¹³ C-NMR (300 MHz, CDCl ₃ ) δ (ppm): 31.8 (pyran ring CH ₂ ), 53.1 (CH ₃ ), 74.2 (pyran ring CH), 136.6 (pyran ring C), 139.2 (pyran ring C) 169.0 (carbonyl), 170.4 (pyran ring acyl), 173.3 (carbonyl).
GC-MS: m / z = 183, 155, 123.

Claims (5)

The following general formula (I):

[Wherein, R represents a hydrogen atom or an alkyl group of C ₁ -C _6, coupled X-Y, Y-Z and Z-W are each carbon - shows a carbon double bond - carbon single bond or carbon . However, the bonds X—Y, Y—Z and Z—W are not simultaneously carbon-carbon double bonds. ]
A compound represented by The following general formula:

[Wherein, R represents a hydrogen atom or an alkyl group of C ₁ -C _6. ]
The compound of Claim 1 which is a compound represented by these.
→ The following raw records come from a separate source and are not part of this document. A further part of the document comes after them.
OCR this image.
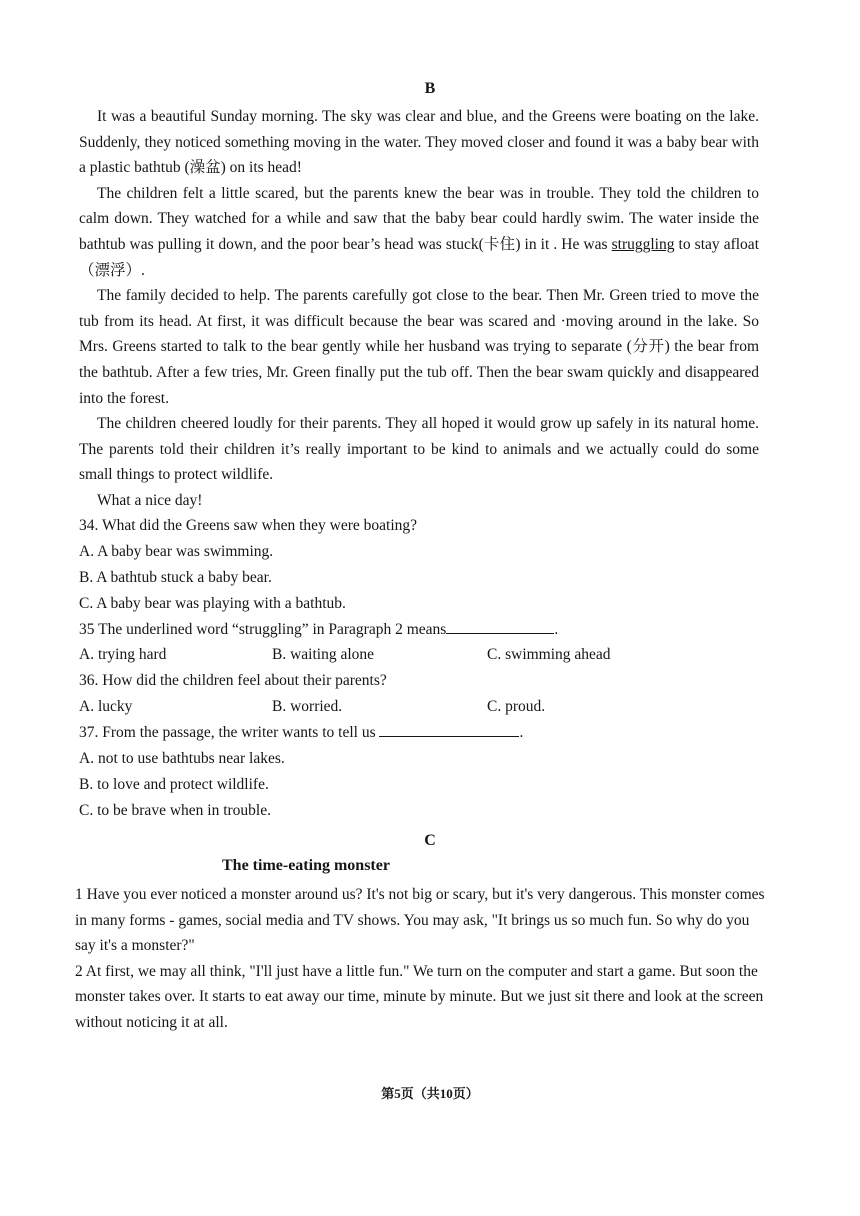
B

It was a beautiful Sunday morning. The sky was clear and blue, and the Greens were boating on the lake. Suddenly, they noticed something moving in the water. They moved closer and found it was a baby bear with a plastic bathtub (澡盆) on its head!

The children felt a little scared, but the parents knew the bear was in trouble. They told the children to calm down. They watched for a while and saw that the baby bear could hardly swim. The water inside the bathtub was pulling it down, and the poor bear’s head was stuck(卡住) in it . He was struggling to stay afloat（漂浮）.

The family decided to help. The parents carefully got close to the bear. Then Mr. Green tried to move the tub from its head. At first, it was difficult because the bear was scared and ·moving around in the lake. So Mrs. Greens started to talk to the bear gently while her husband was trying to separate (分开) the bear from the bathtub. After a few tries, Mr. Green finally put the tub off. Then the bear swam quickly and disappeared into the forest.

The children cheered loudly for their parents. They all hoped it would grow up safely in its natural home. The parents told their children it’s really important to be kind to animals and we actually could do some small things to protect wildlife.

What a nice day!

34. What did the Greens saw when they were boating?
A. A baby bear was swimming.
B. A bathtub stuck a baby bear.
C. A baby bear was playing with a bathtub.
35 The underlined word “struggling” in Paragraph 2 means	.
A. trying hard	B. waiting alone	C. swimming ahead
36. How did the children feel about their parents?
A. lucky	B. worried.	C. proud.
37. From the passage, the writer wants to tell us	.
A. not to use bathtubs near lakes.
B. to love and protect wildlife.
C. to be brave when in trouble.
C
The time-eating monster

1 Have you ever noticed a monster around us? It's not big or scary, but it's very dangerous. This monster comes in many forms - games, social media and TV shows. You may ask, "It brings us so much fun. So why do you say it's a monster?"

2 At first, we may all think, "I'll just have a little fun." We turn on the computer and start a game. But soon the monster takes over. It starts to eat away our time, minute by minute. But we just sit there and look at the screen without noticing it at all.

第5页（共10页）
The following general formula:

[Wherein, R represents a hydrogen atom or an alkyl group of C ₁ -C _6. ]
The compound of Claim 1 which is a compound represented by either.   The compound according to any one of claims 1 to 3, wherein R is a methyl group. 2-pyron-4,6-dicarboxylic acid (2-pyron-4,6-dicarboxylic acid) or an ester thereof is reduced in the presence of formic acid or a salt thereof and a hydrogenation catalyst. I):

[Wherein, R represents a hydrogen atom or a C _{1 to} C ₆ alkyl group, and the bonds XY, YZ, and ZW each represent a carbon-carbon single bond or a carbon-carbon double bond. . However, the bonds X—Y, Y—Z and Z—W are not simultaneously carbon-carbon double bonds. ]
The manufacturing method of the compound represented by these.